Kyoichi Kagenuma, the Nightmare Detective, is back. Still plagued by his unwanted abilities – abilities that allow him to read thoughts and enter other people’s dreams – and still debating suicide as a means to end it all, all he wants is to be left alone with his misery. But solitude will not come. Drawn by word of his strange abilities a high school girl, Yukie Mashiro, comes to his home day after day begging him to free her from her recurring nightmares and even when left alone Kagenuma is plagued with visions of his mother who committed suicide when he was just a young boy. How can he find peace?


Director Shinya Tsukamoto has a well deserved reputation as one of the most unique, challenging and visually gifted directors working in the world today. He exploded onto the international scene with his Tetsuo: The Iron Man and hasn’t looked back since, building a loyal and ravenous following for his work around the globe. Envisioned as his own spin on the horror serials that he loved as a child the Nightmare Detective films manage the difficult feat of being some of the auteur’s most accessible work while also retaining that unique, experimental edge that mark them clearly and totally as his own. Nobody else could make these films.

In the original Nightmare Detective Kagenuma – played by Ryuhei Matsuda – followed a typical heroic path, matched early on against an evil villain – played by Tsukamoto himself – of similar powers in a deadly cat and mouse game. But for this second entry in the series Tsukamoto takes a very different approach. Nightmare Detective 2 has no true villain to speak of. There are strange occurrences, to be sure, and a puzzle to be solved but that puzzle lies within Kagenuma himself as he struggles to understand himself and his own past. Though he takes on Mashiro’s case he does so only because there are certain parallels between it and his mother’s tragic life and he hopes that by understanding the girl who appears in Mashiro’s dreams he will also come to understand his own history.

As far as is possible with Tsukamoto, Nightmare Detective was an outward looking film, a film that established a pair of opposing characters and set them to do battle with one another. Nightmare Detective 2, however, looks entirely inwards. Now that he has established his character Tsukamoto sets about dissecting him and if there has ever been a director better suited to capturing anxiety, dread and the ominous quasi-logic of dreams up on the big screen than Tsukamoto then I have no idea who that may be. The film is loaded with beautiful yet troubling imagery and exists in the strange state that lies somewhere between sleeping and wakefulness. Like all of Tsukamoto’s best work it is a film less to be understood than it is to be experienced – you feel the truth of it, you don’t think it.

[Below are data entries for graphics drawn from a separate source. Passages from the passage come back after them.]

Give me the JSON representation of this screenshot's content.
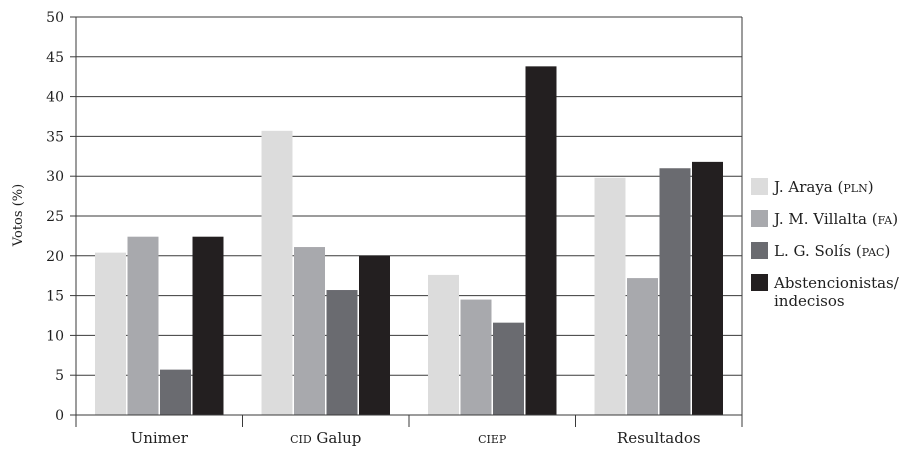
{
  "chart_data": {
    "type": "bar",
    "ylabel": "Votos (%)",
    "xlabel": "",
    "ylim": [
      0,
      50
    ],
    "y_ticks": [
      0,
      5,
      10,
      15,
      20,
      25,
      30,
      35,
      40,
      45,
      50
    ],
    "grid": true,
    "legend_position": "right",
    "categories": [
      {
        "main": "Unimer",
        "sc": ""
      },
      {
        "main": " Galup",
        "sc": "cid"
      },
      {
        "main": "",
        "sc": "ciep"
      },
      {
        "main": "Resultados",
        "sc": ""
      }
    ],
    "series": [
      {
        "name": "J. Araya (",
        "sc": "pln",
        "suffix": ")",
        "color": "#dcdcdc",
        "values": [
          20.4,
          35.7,
          17.6,
          29.8
        ]
      },
      {
        "name": "J. M. Villalta (",
        "sc": "fa",
        "suffix": ")",
        "color": "#a8a9ad",
        "values": [
          22.4,
          21.1,
          14.5,
          17.2
        ]
      },
      {
        "name": "L. G. Solís (",
        "sc": "pac",
        "suffix": ")",
        "color": "#6a6b70",
        "values": [
          5.7,
          15.7,
          11.6,
          31.0
        ]
      },
      {
        "name": "Abstencionistas/",
        "name_line2": "indecisos",
        "sc": "",
        "suffix": "",
        "color": "#231f20",
        "values": [
          22.4,
          20.0,
          43.8,
          31.8
        ]
      }
    ]
  }
}
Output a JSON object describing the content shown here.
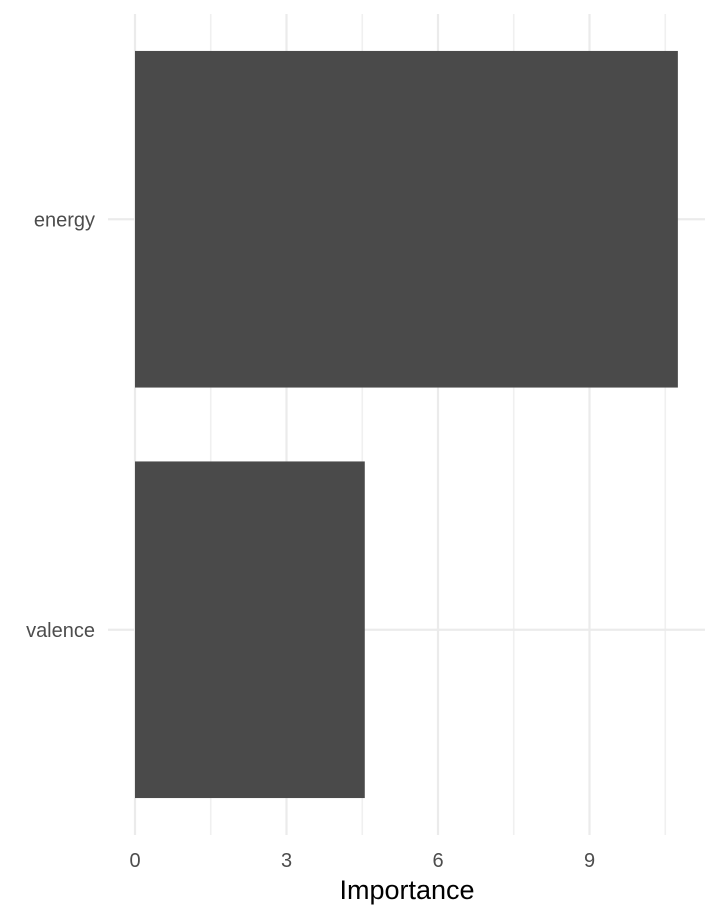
{
  "chart_data": {
    "type": "bar",
    "orientation": "horizontal",
    "categories": [
      "energy",
      "valence"
    ],
    "values": [
      10.75,
      4.55
    ],
    "xlabel": "Importance",
    "ylabel": "",
    "xlim": [
      0,
      11.3
    ],
    "x_ticks": [
      0,
      3,
      6,
      9
    ],
    "grid": true,
    "colors": {
      "bar": "#4a4a4a",
      "grid_major": "#ebebeb",
      "grid_minor": "#f0f0f0",
      "background": "#ffffff"
    }
  }
}
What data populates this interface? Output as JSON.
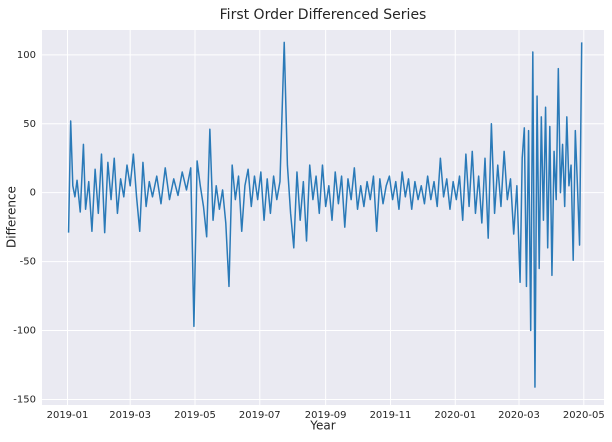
{
  "chart_data": {
    "type": "line",
    "title": "First Order Differenced Series",
    "x_label": "Year",
    "y_label": "Difference",
    "color": "#2a7ab8",
    "grid": true,
    "xlim": [
      -24,
      505
    ],
    "ylim": [
      -154,
      118
    ],
    "xticks": [
      {
        "value": 0,
        "label": "2019-01"
      },
      {
        "value": 59,
        "label": "2019-03"
      },
      {
        "value": 120,
        "label": "2019-05"
      },
      {
        "value": 181,
        "label": "2019-07"
      },
      {
        "value": 243,
        "label": "2019-09"
      },
      {
        "value": 304,
        "label": "2019-11"
      },
      {
        "value": 365,
        "label": "2020-01"
      },
      {
        "value": 425,
        "label": "2020-03"
      },
      {
        "value": 486,
        "label": "2020-05"
      }
    ],
    "yticks": [
      -150,
      -100,
      -50,
      0,
      50,
      100
    ],
    "x": [
      1,
      3,
      5,
      7,
      9,
      12,
      15,
      17,
      20,
      23,
      26,
      29,
      32,
      35,
      38,
      41,
      44,
      47,
      50,
      53,
      56,
      59,
      62,
      65,
      68,
      71,
      74,
      77,
      80,
      84,
      88,
      92,
      96,
      100,
      104,
      108,
      112,
      116,
      119,
      122,
      125,
      128,
      131,
      134,
      137,
      140,
      143,
      146,
      149,
      152,
      155,
      158,
      161,
      164,
      167,
      170,
      173,
      176,
      179,
      182,
      185,
      188,
      191,
      194,
      197,
      200,
      204,
      207,
      210,
      213,
      216,
      219,
      222,
      225,
      228,
      231,
      234,
      237,
      240,
      243,
      246,
      249,
      252,
      255,
      258,
      261,
      264,
      267,
      270,
      273,
      276,
      279,
      282,
      285,
      288,
      291,
      294,
      297,
      300,
      303,
      306,
      309,
      312,
      315,
      318,
      321,
      324,
      327,
      330,
      333,
      336,
      339,
      342,
      345,
      348,
      351,
      354,
      357,
      360,
      363,
      366,
      369,
      372,
      375,
      378,
      381,
      384,
      387,
      390,
      393,
      396,
      399,
      402,
      405,
      408,
      411,
      414,
      417,
      420,
      423,
      426,
      428,
      430,
      432,
      434,
      436,
      438,
      440,
      442,
      444,
      446,
      448,
      450,
      452,
      454,
      456,
      458,
      460,
      462,
      464,
      466,
      468,
      470,
      472,
      474,
      476,
      478,
      480,
      482,
      484
    ],
    "values": [
      -29,
      52,
      5,
      -3,
      9,
      -14,
      35,
      -12,
      8,
      -28,
      17,
      -15,
      28,
      -29,
      22,
      -5,
      25,
      -15,
      10,
      -3,
      20,
      5,
      28,
      -3,
      -28,
      22,
      -10,
      8,
      -3,
      12,
      -8,
      18,
      -5,
      10,
      -2,
      15,
      2,
      18,
      -97,
      23,
      5,
      -10,
      -32,
      46,
      -20,
      5,
      -12,
      2,
      -22,
      -68,
      20,
      -5,
      12,
      -28,
      5,
      17,
      -10,
      12,
      -5,
      15,
      -20,
      10,
      -15,
      12,
      -5,
      8,
      109,
      20,
      -15,
      -40,
      15,
      -20,
      8,
      -35,
      20,
      -5,
      12,
      -15,
      20,
      -10,
      5,
      -20,
      15,
      -8,
      12,
      -25,
      10,
      -5,
      18,
      -12,
      5,
      -10,
      8,
      -5,
      12,
      -28,
      10,
      -8,
      5,
      12,
      -5,
      8,
      -12,
      15,
      -3,
      10,
      -12,
      8,
      -5,
      5,
      -8,
      12,
      -5,
      8,
      -10,
      25,
      -3,
      10,
      -12,
      8,
      -5,
      12,
      -20,
      28,
      -10,
      30,
      -15,
      12,
      -22,
      25,
      -33,
      50,
      -15,
      20,
      -10,
      30,
      -5,
      10,
      -30,
      5,
      -65,
      25,
      47,
      -68,
      45,
      -100,
      102,
      -141,
      70,
      -55,
      55,
      -20,
      62,
      -40,
      48,
      -60,
      30,
      -5,
      90,
      0,
      35,
      -10,
      55,
      5,
      20,
      -49,
      45,
      5,
      -38,
      109
    ]
  }
}
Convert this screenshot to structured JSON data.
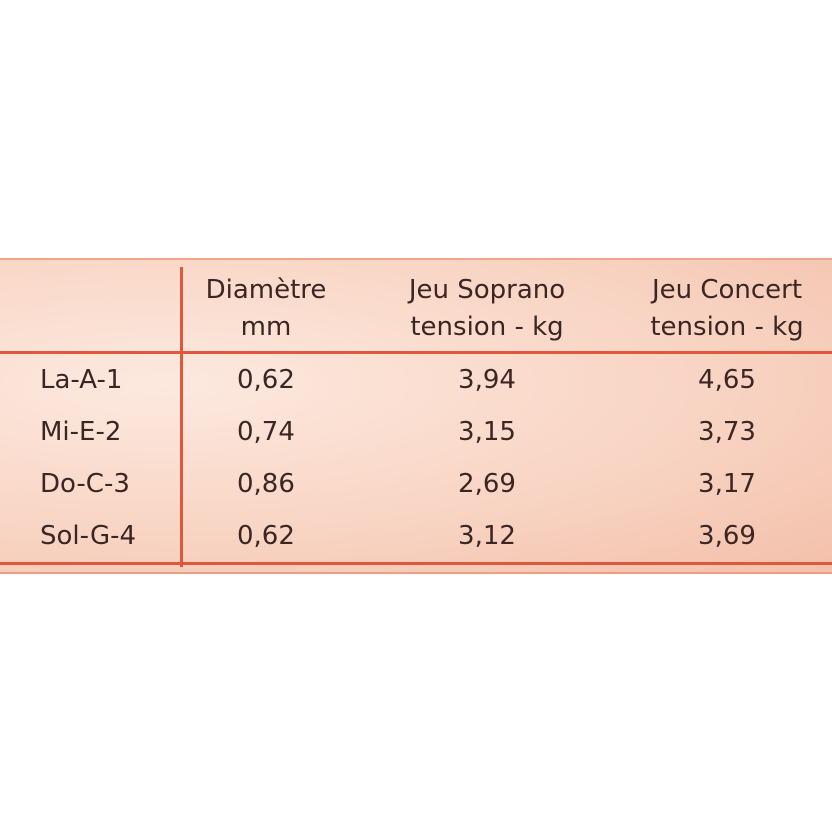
{
  "table": {
    "header": [
      [
        "Diamètre",
        "mm"
      ],
      [
        "Jeu Soprano",
        "tension - kg"
      ],
      [
        "Jeu Concert",
        "tension - kg"
      ]
    ],
    "rows": [
      [
        "La-A-1",
        "0,62",
        "3,94",
        "4,65"
      ],
      [
        "Mi-E-2",
        "0,74",
        "3,15",
        "3,73"
      ],
      [
        "Do-C-3",
        "0,86",
        "2,69",
        "3,17"
      ],
      [
        "Sol-G-4",
        "0,62",
        "3,12",
        "3,69"
      ]
    ]
  }
}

Early in his career viewers latched on to the body modification aspects of Tsukamoto’s work, hailing him a cyberpunk visionary, but as he has progressed it has become clear that he is much more than that. Tsukamoto is a poet of pain and alienation, constantly returning to characters on the absolute utter fringes of society, characters forced to deal with death and loss. Nightmare Detective 2 clearly returns the director to these themes and like his work in Vital and A Snake Of June offers his characters a path through to the other side. It is a difficult path, to be sure, but it is one worth walking. Though he is now working on a new and unrelated project I certainly hope this is not the last we will see of this complex and troubling character.